= Abortion in Gibraltar =

Abortion in Gibraltar is allowed up to 12 weeks if the woman's mental or physical health is at risk. Gibraltar also allows abortion later if the woman's life is at risk, to prevent "grave permanent" mental or physical injury, or there is a fatal fetal abnormality.

Until 2021, the British Overseas Territory of Gibraltar had the strictest prohibition on abortion in Europe. Under Section 16 of the 2011 Crime Act, it stated that abortion in Gibraltar was punishable by life imprisonment including anyone assisting in the abortion. However, nobody was convicted of this crime in modern times.

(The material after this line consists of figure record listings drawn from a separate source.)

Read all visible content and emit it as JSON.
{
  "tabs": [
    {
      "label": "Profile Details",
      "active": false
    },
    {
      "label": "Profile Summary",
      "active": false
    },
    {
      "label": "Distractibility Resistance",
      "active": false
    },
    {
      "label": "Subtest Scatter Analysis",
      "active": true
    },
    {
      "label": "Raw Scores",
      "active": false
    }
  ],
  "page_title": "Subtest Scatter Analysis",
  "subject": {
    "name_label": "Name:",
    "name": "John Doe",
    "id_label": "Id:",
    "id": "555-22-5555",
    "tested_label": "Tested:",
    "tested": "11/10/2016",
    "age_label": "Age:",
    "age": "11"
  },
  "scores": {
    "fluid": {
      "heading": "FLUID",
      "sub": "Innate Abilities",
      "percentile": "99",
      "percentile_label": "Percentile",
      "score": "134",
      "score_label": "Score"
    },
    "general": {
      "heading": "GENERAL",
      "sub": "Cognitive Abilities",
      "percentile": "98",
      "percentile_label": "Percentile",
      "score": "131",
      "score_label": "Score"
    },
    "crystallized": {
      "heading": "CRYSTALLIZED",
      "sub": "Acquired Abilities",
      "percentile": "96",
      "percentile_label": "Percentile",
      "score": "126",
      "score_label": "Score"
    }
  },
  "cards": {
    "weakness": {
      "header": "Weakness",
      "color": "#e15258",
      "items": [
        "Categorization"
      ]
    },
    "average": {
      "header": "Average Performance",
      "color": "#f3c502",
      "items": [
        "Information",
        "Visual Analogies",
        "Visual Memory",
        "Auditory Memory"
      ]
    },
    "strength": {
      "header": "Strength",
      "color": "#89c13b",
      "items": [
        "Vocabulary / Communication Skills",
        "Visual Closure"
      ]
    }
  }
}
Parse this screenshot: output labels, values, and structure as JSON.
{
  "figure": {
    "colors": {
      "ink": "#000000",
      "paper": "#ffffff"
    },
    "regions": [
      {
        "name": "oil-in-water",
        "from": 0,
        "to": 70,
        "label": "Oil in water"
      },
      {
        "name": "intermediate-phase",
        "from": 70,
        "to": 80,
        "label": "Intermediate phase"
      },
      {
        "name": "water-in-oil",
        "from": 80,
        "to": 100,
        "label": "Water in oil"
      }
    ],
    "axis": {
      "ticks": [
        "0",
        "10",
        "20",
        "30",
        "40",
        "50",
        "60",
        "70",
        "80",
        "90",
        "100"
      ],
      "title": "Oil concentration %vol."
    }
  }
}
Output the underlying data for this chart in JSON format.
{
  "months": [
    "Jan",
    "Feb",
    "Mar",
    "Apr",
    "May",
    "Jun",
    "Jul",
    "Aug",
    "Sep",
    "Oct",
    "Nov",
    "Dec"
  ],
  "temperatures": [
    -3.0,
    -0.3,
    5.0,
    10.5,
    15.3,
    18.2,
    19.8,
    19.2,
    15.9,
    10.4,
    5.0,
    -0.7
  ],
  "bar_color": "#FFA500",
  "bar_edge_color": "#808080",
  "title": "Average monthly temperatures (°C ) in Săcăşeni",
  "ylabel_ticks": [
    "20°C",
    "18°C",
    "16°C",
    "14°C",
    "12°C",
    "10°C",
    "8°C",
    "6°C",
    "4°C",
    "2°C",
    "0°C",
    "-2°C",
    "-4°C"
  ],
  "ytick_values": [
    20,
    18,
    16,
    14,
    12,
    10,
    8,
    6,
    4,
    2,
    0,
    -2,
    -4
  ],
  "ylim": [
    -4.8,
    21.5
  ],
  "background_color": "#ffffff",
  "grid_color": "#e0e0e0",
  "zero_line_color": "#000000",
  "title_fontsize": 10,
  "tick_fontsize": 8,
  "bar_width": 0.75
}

In 2021, the 2021 Gibraltar abortion referendum was held, asking the populace whether to legalise abortion via ratification of the Crimes (Amendment) Act 2019. It won the approval of 63% of voters. Under the new law, there are four conditions under which abortions are legalised:

a	that the pregnancy has not exceeded its twelfth week and that the continuance of the pregnancy would involve risk, greater than if the pregnancy were terminated, of injury to the physical or mental health of the pregnant woman; or
(b)	that the termination is necessary to prevent grave permanent injury to the physical or mental health of the pregnant woman; or

(c)	that the continuance of the pregnancy would involve risk to the life of the pregnant woman, greater than if the pregnancy were terminated; or
(d)	that there is a substantial risk that the foetus is suffering from a fatal foetal abnormality.